= Eliadah McCord =

American woman (born 1973)

Eliadah "Lia" McCord (born March 27, 1973) is an American woman who was convicted of smuggling heroin in Bangladesh at the age of 18. She was subsequently sentenced to life in prison, but was pardoned after four years and six months at the request of Congressman Bill Richardson. McCord's story was documented on Raw TV's Banged Up Abroad (Locked Up Abroad in the United States)

==Biography==
McCord grew up in Houston, Texas, United States. She left home when she was 18 years old
and moved into an apartment with a friend. After a few months, they were becoming low on funds when McCord's roommate returned from a trip to Europe, claiming to have made $10,000 (USD) by smuggling diamonds. Intrigued, McCord agreed to meet her roommate's employer, but when she learned that not only would she be traveling to Bangladesh, but would also be smuggling drugs, she became reluctant. McCord's soon-to-be employer then doubled the payment to $20,000 and informed her that she would be smuggling drugs into Switzerland, not the US. McCord agreed. She learned that her roommate had also smuggled heroin, not diamonds, through an airport.
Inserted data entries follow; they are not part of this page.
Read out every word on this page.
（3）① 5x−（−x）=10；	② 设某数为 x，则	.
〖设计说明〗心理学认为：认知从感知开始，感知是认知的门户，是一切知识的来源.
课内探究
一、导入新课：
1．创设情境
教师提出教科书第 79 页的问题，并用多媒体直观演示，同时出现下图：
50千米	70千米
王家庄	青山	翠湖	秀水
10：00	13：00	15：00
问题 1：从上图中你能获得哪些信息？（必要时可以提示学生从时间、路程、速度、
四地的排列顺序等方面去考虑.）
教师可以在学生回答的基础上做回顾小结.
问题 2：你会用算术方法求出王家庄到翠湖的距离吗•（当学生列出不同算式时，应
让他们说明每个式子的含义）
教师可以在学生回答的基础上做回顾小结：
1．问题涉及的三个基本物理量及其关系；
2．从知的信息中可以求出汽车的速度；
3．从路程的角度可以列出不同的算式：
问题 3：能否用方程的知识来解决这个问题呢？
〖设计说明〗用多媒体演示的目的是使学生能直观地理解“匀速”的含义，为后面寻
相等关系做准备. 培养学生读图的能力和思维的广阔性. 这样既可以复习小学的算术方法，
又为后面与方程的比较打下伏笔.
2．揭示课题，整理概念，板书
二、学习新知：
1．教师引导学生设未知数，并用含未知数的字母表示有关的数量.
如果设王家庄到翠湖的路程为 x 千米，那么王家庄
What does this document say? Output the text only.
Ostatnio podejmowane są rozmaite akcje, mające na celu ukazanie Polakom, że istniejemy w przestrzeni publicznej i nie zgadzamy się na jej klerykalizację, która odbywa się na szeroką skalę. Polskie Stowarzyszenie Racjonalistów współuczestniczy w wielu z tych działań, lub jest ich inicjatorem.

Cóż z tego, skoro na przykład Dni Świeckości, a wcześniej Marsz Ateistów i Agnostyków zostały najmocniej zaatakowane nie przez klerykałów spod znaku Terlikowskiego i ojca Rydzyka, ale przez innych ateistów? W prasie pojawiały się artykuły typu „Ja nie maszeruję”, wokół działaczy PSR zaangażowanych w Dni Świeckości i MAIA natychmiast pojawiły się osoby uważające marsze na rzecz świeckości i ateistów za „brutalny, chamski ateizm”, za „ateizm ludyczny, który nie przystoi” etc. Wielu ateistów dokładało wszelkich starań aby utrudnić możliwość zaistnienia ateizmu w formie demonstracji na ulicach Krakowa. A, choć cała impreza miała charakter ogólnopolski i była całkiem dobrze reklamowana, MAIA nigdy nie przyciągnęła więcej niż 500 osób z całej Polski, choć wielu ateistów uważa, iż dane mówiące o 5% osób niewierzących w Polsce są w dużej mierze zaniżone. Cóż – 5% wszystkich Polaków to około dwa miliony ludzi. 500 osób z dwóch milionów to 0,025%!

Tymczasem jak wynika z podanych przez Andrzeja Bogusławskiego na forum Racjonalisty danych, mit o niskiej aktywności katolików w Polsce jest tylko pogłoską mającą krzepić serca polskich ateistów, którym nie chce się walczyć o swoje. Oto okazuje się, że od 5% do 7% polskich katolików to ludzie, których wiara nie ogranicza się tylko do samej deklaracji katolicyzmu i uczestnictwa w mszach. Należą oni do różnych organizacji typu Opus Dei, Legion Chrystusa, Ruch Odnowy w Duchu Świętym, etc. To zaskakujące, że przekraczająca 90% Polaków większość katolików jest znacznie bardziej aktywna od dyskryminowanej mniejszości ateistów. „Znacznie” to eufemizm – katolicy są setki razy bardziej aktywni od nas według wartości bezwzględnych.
After two weeks, the last five days of which were spent at a five-star resort in Dhaka, unsure of when she would receive the drugs, McCord became impatient as her vacation visa was about to expire. According to McCord, as she was attempting to flee at the last minute, she was caught in the resort's lobby by the supplier, who then forced her into a cab and duct-taped 7 lbs of heroin to her body (per National Geographic's Locked Up Abroad - Bangladesh docudrama).

== Arrest and sentence ==
McCord stated in her interview on National Geographic's Locked Up Abroad that she was threatened by her supplier, as he dropped her at the airport. Afraid, and anxious to return home, McCord approached her gate. When she realized passengers were being searched physically, she rushed to the restroom to attempt to remove the packages. The heat made the duct tape melt and she was unable to remove it. She stated that she prayed and asked that she get through this, promising she would never do anything bad again. Upon exiting the restroom, McCord noticed the official was behind a curtain and could not see her. She attempted to go to the airplane without being searched. Mere steps away from success, the official came out of the room and called McCord back.
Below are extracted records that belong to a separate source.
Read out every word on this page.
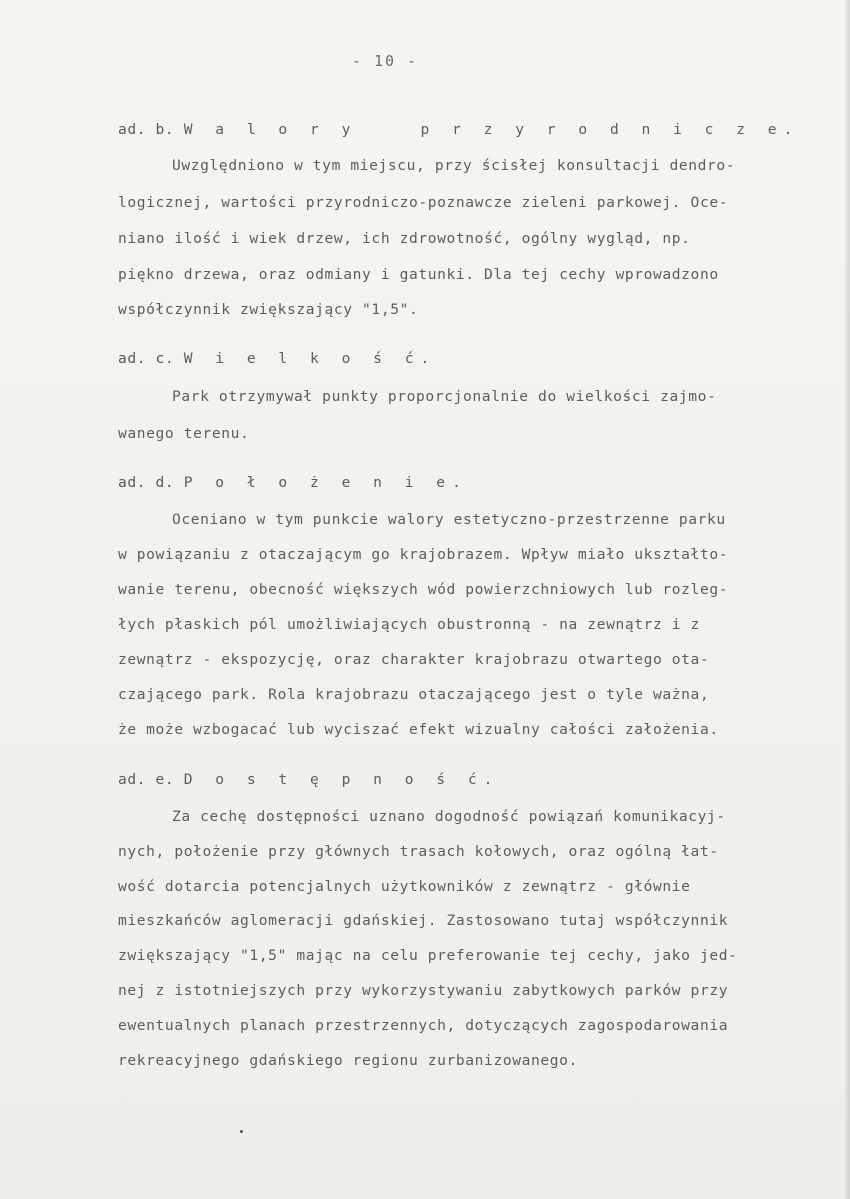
- 10 -
ad. b. W a l o r y    p r z y r o d n i c z e.
Uwzględniono w tym miejscu, przy ścisłej konsultacji dendro-
logicznej, wartości przyrodniczo-poznawcze zieleni parkowej. Oce-
niano ilość i wiek drzew, ich zdrowotność, ogólny wygląd, np.
piękno drzewa, oraz odmiany i gatunki. Dla tej cechy wprowadzono
współczynnik zwiększający "1,5".
ad. c. W i e l k o ś ć.
Park otrzymywał punkty proporcjonalnie do wielkości zajmo-
wanego terenu.
ad. d. P o ł o ż e n i e.
Oceniano w tym punkcie walory estetyczno-przestrzenne parku
w powiązaniu z otaczającym go krajobrazem. Wpływ miało ukształto-
wanie terenu, obecność większych wód powierzchniowych lub rozleg-
łych płaskich pól umożliwiających obustronną - na zewnątrz i z
zewnątrz - ekspozycję, oraz charakter krajobrazu otwartego ota-
czającego park. Rola krajobrazu otaczającego jest o tyle ważna,
że może wzbogacać lub wyciszać efekt wizualny całości założenia.
ad. e. D o s t ę p n o ś ć.
Za cechę dostępności uznano dogodność powiązań komunikacyj-
nych, położenie przy głównych trasach kołowych, oraz ogólną łat-
wość dotarcia potencjalnych użytkowników z zewnątrz - głównie
mieszkańców aglomeracji gdańskiej. Zastosowano tutaj współczynnik
zwiększający "1,5" mając na celu preferowanie tej cechy, jako jed-
nej z istotniejszych przy wykorzystywaniu zabytkowych parków przy
ewentualnych planach przestrzennych, dotyczących zagospodarowania
rekreacyjnego gdańskiego regionu zurbanizowanego.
After being taken into custody, McCord was shocked to learn that the penalty for drug smuggling in Bangladesh was death. The police allegedly led McCord to believe that if she identified the supplier who gave her the heroin, all charges would be dropped and she would be allowed to go home. As an American teenager raised to trust the police, McCord perhaps took them at their word. She told Christian Reader Magazine that she had heard of extradition agreements and expected, at the very least, to be returned to the US once she led them to the supplier. Her good behavior in prison, and the fact that the judge did not believe McCord to be a frequent smuggler, resulted in McCord receiving a life sentence rather than death by hanging. McCord reported being told that the court asked the Americans if they could sentence her to hang as a sign of solidarity with the US Government's war on drugs. McCord was told that the court was advised that the Americans would accept no harsher sentence for their citizen than what had historically been handed down to one of their own women for a similar case. Days before McCord's sentencing hearing, she told Christian Reader, a renowned drug dealer in Dhaka was sentenced mid-trial to life imprisonment. She was later released for mistrial, but the precedent had been set; McCord was sentenced to 30 years — the Bangladeshi equivalent of a life sentence.
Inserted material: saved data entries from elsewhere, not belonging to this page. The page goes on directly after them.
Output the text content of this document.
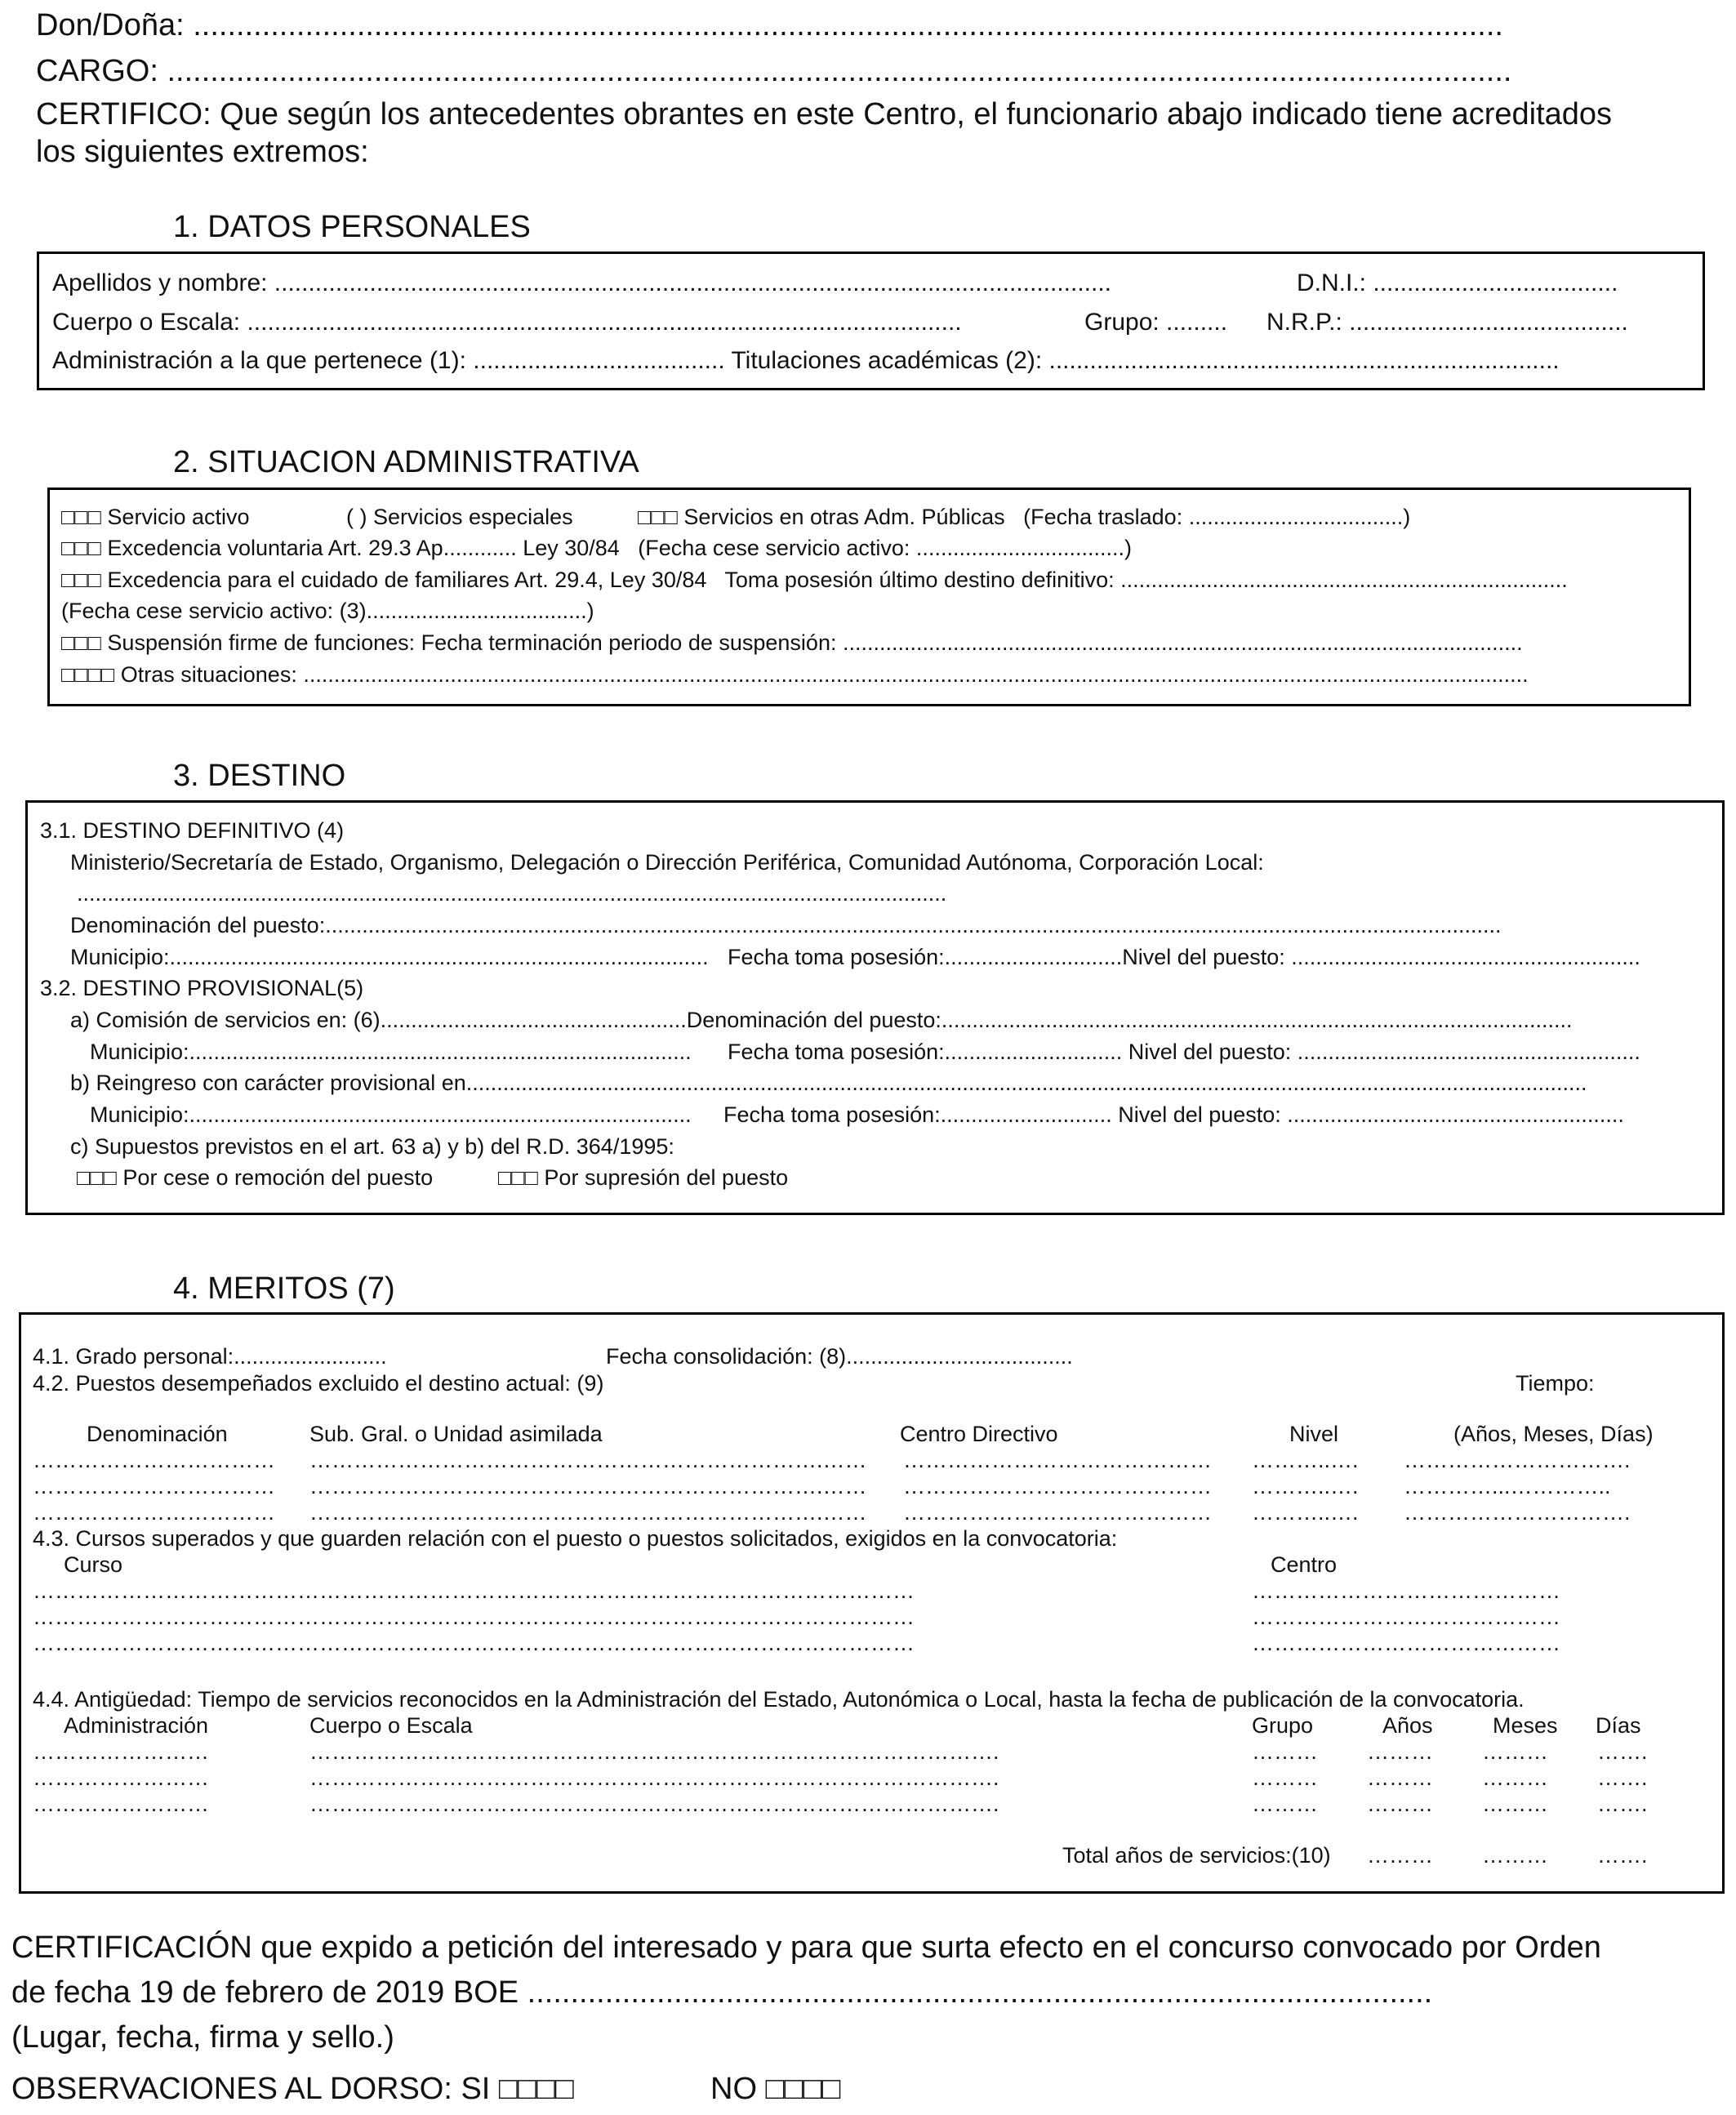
Don/Doña: ........................................................................................................................................................
CARGO: ............................................................................................................................................................
CERTIFICO: Que según los antecedentes obrantes en este Centro, el funcionario abajo indicado tiene acreditados
los siguientes extremos:
1. DATOS PERSONALES
Apellidos y nombre: ...........................................................................................................................	D.N.I.: ....................................
Cuerpo o Escala: .........................................................................................................	Grupo: ......... N.R.P.: .........................................
Administración a la que pertenece (1): ..................................... Titulaciones académicas (2): ...........................................................................
2. SITUACION ADMINISTRATIVA
□□□ Servicio activo	( ) Servicios especiales	□□□ Servicios en otras Adm. Públicas   (Fecha traslado: ...................................)
□□□ Excedencia voluntaria Art. 29.3 Ap............ Ley 30/84   (Fecha cese servicio activo: ..................................)
□□□ Excedencia para el cuidado de familiares Art. 29.4, Ley 30/84   Toma posesión último destino definitivo: .........................................................................
(Fecha cese servicio activo: (3)....................................)
□□□ Suspensión firme de funciones: Fecha terminación periodo de suspensión: ...............................................................................................................
□□□□ Otras situaciones: ........................................................................................................................................................................................................
3. DESTINO
3.1. DESTINO DEFINITIVO (4)
Ministerio/Secretaría de Estado, Organismo, Delegación o Dirección Periférica, Comunidad Autónoma, Corporación Local:
..............................................................................................................................................
Denominación del puesto:................................................................................................................................................................................................
Municipio:........................................................................................ Fecha toma posesión:.............................Nivel del puesto: .........................................................
3.2. DESTINO PROVISIONAL(5)
a) Comisión de servicios en: (6)..................................................Denominación del puesto:.......................................................................................................
Municipio:.................................................................................. Fecha toma posesión:............................. Nivel del puesto: ........................................................
b) Reingreso con carácter provisional en.......................................................................................................................................................................................
Municipio:.................................................................................. Fecha toma posesión:............................ Nivel del puesto: .......................................................
c) Supuestos previstos en el art. 63 a) y b) del R.D. 364/1995:
□□□ Por cese o remoción del puesto	□□□ Por supresión del puesto
4. MERITOS (7)
4.1. Grado personal:.........................	Fecha consolidación: (8).....................................
4.2. Puestos desempeñados excluido el destino actual: (9)	Tiempo:
Denominación	Sub. Gral. o Unidad asimilada	Centro Directivo	Nivel	(Años, Meses, Días)
…………………………… …………………………………………………………….…… …………………………………… ………..…. ………………………….
…………………………… …………………………………………………………….…… …………………………………… ………..…. …………...…………..
…………………………… …………………………………………………………….…… …………………………………… ………..…. ………………………….
4.3. Cursos superados y que guarden relación con el puesto o puestos solicitados, exigidos en la convocatoria:
Curso	Centro
…………………………………………………………………………………………………………	……………………………………
…………………………………………………………………………………………………………	……………………………………
…………………………………………………………………………………………………………	……………………………………
4.4. Antigüedad: Tiempo de servicios reconocidos en la Administración del Estado, Autonómica o Local, hasta la fecha de publicación de la convocatoria.
Administración	Cuerpo o Escala	Grupo	Años	Meses Días
……………………	………………………………………………………………………………….	……… ……… ……… …….
……………………	………………………………………………………………………………….	……… ……… ……… …….
……………………	………………………………………………………………………………….	……… ……… ……… …….
Total años de servicios:(10) ……… ……… …….
CERTIFICACIÓN que expido a petición del interesado y para que surta efecto en el concurso convocado por Orden
de fecha 19 de febrero de 2019 BOE .........................................................................................................
(Lugar, fecha, firma y sello.)
OBSERVACIONES AL DORSO: SI □□□□	NO □□□□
==Imprisonment and pardon==
Though devastated that her "youth was over," (as she relates in the Locked Up Abroad - Bangladesh docudrama) McCord tried to make the most of being in prison. She learned to speak Bengali
and taught other prisoners of her Christianity, as they taught her of their Hindu and Muslim faiths.

In 1996, after four years and six months in prison, McCord was pardoned at the request of Congressman Bill Richardson. Due to significant efforts by US Embassy consulate officers, the pardon was processed in record time and she returned home in Richardson's custody on July 30, 1996. After a day in Washington D.C., McCord returned to Houston with her mother on August 1, 1996.
McCord earned an associate degree (June 1999) and bachelor's degree (June 2001) within five years of returning to the US. She also worked full-time at NASA's Johnson Space Center in Houston and, more recently, at the AES Corporation. She now lives and works on the East Coast. During the interview on the National Geographic episode, McCord said she learned a lot and would never do it again, but would not change the past.

In an interview at the airport in Dhaka, McCord spoke in Bengali and expressed affection for the people of Bangladesh, as well as a desire to return one day and show the gracious government what she has done with the second chance they gave her.

== Banged Up Abroad ==
McCord's story was featured in series three of the British TV series Banged Up Abroad. JC Gonzalez portrayed Lia McCord's brother, who drove to pick her up at Bush Airport while she was being arrested in Bangladesh.